Question

Which point is collinear with points A and C?

A.
(0, 0)

B.
(1, 0)

C.
(0, –1)

D.
(–2, 2)


http://static.k12.com/calms_media/media/202500_203000/202592/1/8a992e88dbbabd6dcaf1dd91a8c102cfd382b597/28851_000515-23_ChoiceD.jpg

Answer 1

http://www.mathsisfun.com/definitions/collinear.html

Answer 2

that just lets me move the letters.....

Answer 3

have you covered slopes of lines yet?

Answer 4

nope

Answer 5

so... how are you supposed to find which of the given choices are collinear anyway?

Answer 6

i was absent and i dont understand this

Answer 7

well.... you find the slope between points A and C
and any other point " P "that is collinear to A and C, will also have the same slope

so when testing for say A and P, should give the same slope as A and C
and when testing for C and P, will also give the same slope

but you may want to cover the slopes sections first -> http://www.mathsisfun.com/geometry/slope.html

Answer 8

@Loser66

Answer 9

notice that point A is at (3,-4)
and point C is at (-4, 3)
thus the slope of points A and C would be \(\bf \begin{array}{lllll}
&x_1&y_1&x_2&y_2\\
&({\color{red}{ 3}}\quad ,&{\color{blue}{ -4}})\quad &({\color{red}{ -4}}\quad ,&{\color{blue}{ 3}})
\end{array}
\\\quad \\

slope = {\color{green}{ m}}= \cfrac{rise}{run} \implies \cfrac{{\color{blue}{ y_2}}-{\color{blue}{ y_1}}}{{\color{red}{ x_2}}-{\color{red}{ x_1}}}\)

once you find their slope
do the same testing with the given choices

Answer 10

so @jdoe0001 it would be \[\frac{ 3-(-4) }{ (-4)-3 }\]

Answer 11

yeap that makes it \(\bf \cfrac{ 3-(-4) }{ (-4)-3 }\implies \cfrac{3+4}{-4-3}\implies \cfrac{\cancel{ 7 }}{-\cancel{ 7 }}\implies -1\leftarrow AC\ slope\)

Answer 12

-1

Answer 13

so... we know that the slope of AC is -1
so let us test say the 1st choice

say picking either A or C and the given point so (0,0) \(\bf \begin{array}{lllll}
&x_1&y_1&x_2&y_2\\
A&({\color{red}{ 3}}\quad ,&{\color{blue}{ -4}})\quad &({\color{red}{ 0}}\quad ,&{\color{blue}{ 0}})
\end{array}
\\\quad \\

slope = {\color{green}{ m}}= \cfrac{rise}{run} \implies \cfrac{{\color{blue}{ 0}}-{\color{blue}{ 3}}}{{\color{red}{ 0}}-{\color{red}{ (-4)}}}\implies \cfrac{-3}{4}\ne -1\)
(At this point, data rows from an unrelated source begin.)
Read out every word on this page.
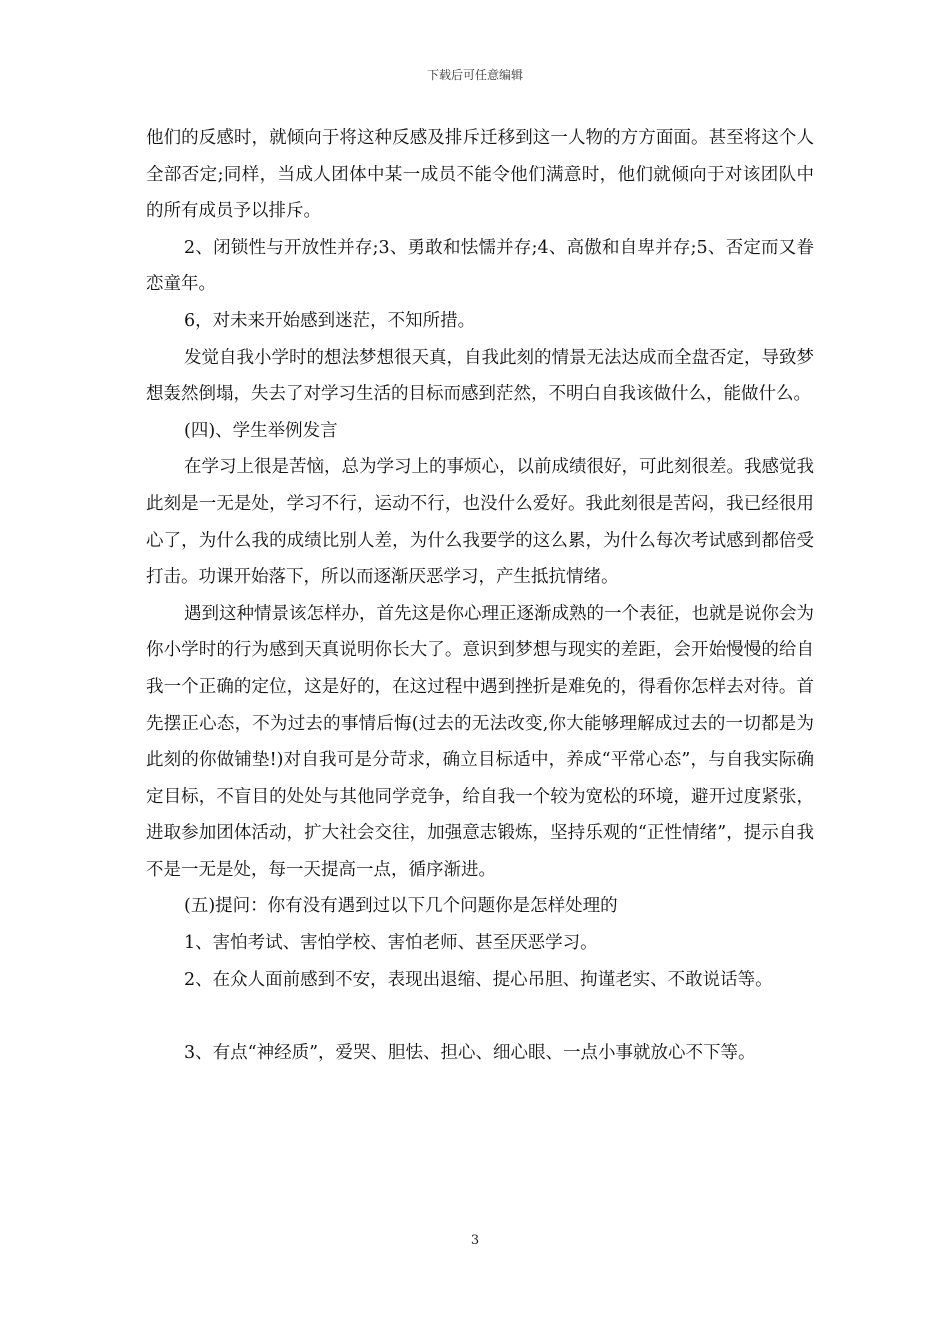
下载后可任意编辑

他们的反感时，就倾向于将这种反感及排斥迁移到这一人物的方方面面。甚至将这个人全部否定;同样，当成人团体中某一成员不能令他们满意时，他们就倾向于对该团队中的所有成员予以排斥。

2、闭锁性与开放性并存;3、勇敢和怯懦并存;4、高傲和自卑并存;5、否定而又眷恋童年。

6，对未来开始感到迷茫，不知所措。

发觉自我小学时的想法梦想很天真，自我此刻的情景无法达成而全盘否定，导致梦想轰然倒塌，失去了对学习生活的目标而感到茫然，不明白自我该做什么，能做什么。

(四)、学生举例发言

在学习上很是苦恼，总为学习上的事烦心，以前成绩很好，可此刻很差。我感觉我此刻是一无是处，学习不行，运动不行，也没什么爱好。我此刻很是苦闷，我已经很用心了，为什么我的成绩比别人差，为什么我要学的这么累，为什么每次考试感到都倍受打击。功课开始落下，所以而逐渐厌恶学习，产生抵抗情绪。

遇到这种情景该怎样办，首先这是你心理正逐渐成熟的一个表征，也就是说你会为你小学时的行为感到天真说明你长大了。意识到梦想与现实的差距，会开始慢慢的给自我一个正确的定位，这是好的，在这过程中遇到挫折是难免的，得看你怎样去对待。首先摆正心态，不为过去的事情后悔(过去的无法改变,你大能够理解成过去的一切都是为此刻的你做铺垫!)对自我可是分苛求，确立目标适中，养成“平常心态”，与自我实际确定目标，不盲目的处处与其他同学竞争，给自我一个较为宽松的环境，避开过度紧张，进取参加团体活动，扩大社会交往，加强意志锻炼，坚持乐观的“正性情绪”，提示自我不是一无是处，每一天提高一点，循序渐进。

(五)提问：你有没有遇到过以下几个问题你是怎样处理的

1、害怕考试、害怕学校、害怕老师、甚至厌恶学习。

2、在众人面前感到不安，表现出退缩、提心吊胆、拘谨老实、不敢说话等。

3、有点“神经质”，爱哭、胆怯、担心、细心眼、一点小事就放心不下等。

3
so the slope of A and point (0,0) is not -1...thus they're NOT collinear

Answer 14

so it would be A (0,0)

Answer 15

hmm hold the mayo.... messed up a bit...lemme fix that quick

Answer 16

okay :)

Answer 17

\(\bf \begin{array}{lllll}
&x_1&y_1&x_2&y_2\\
A&({\color{red}{ 3}}\quad ,&{\color{blue}{ -4}})\quad &({\color{red}{ 0}}\quad ,&{\color{blue}{ 0}})
\end{array}
\\\quad \\

slope = {\color{green}{ m}}= \cfrac{rise}{run} \implies \cfrac{{\color{blue}{ 0}}-{\color{blue}{ (-4)}}}{{\color{red}{ 0}}-{\color{red}{ (3)}}}\implies \cfrac{4}{-3}\ne -1\)

so anyhow.. still no dice on that one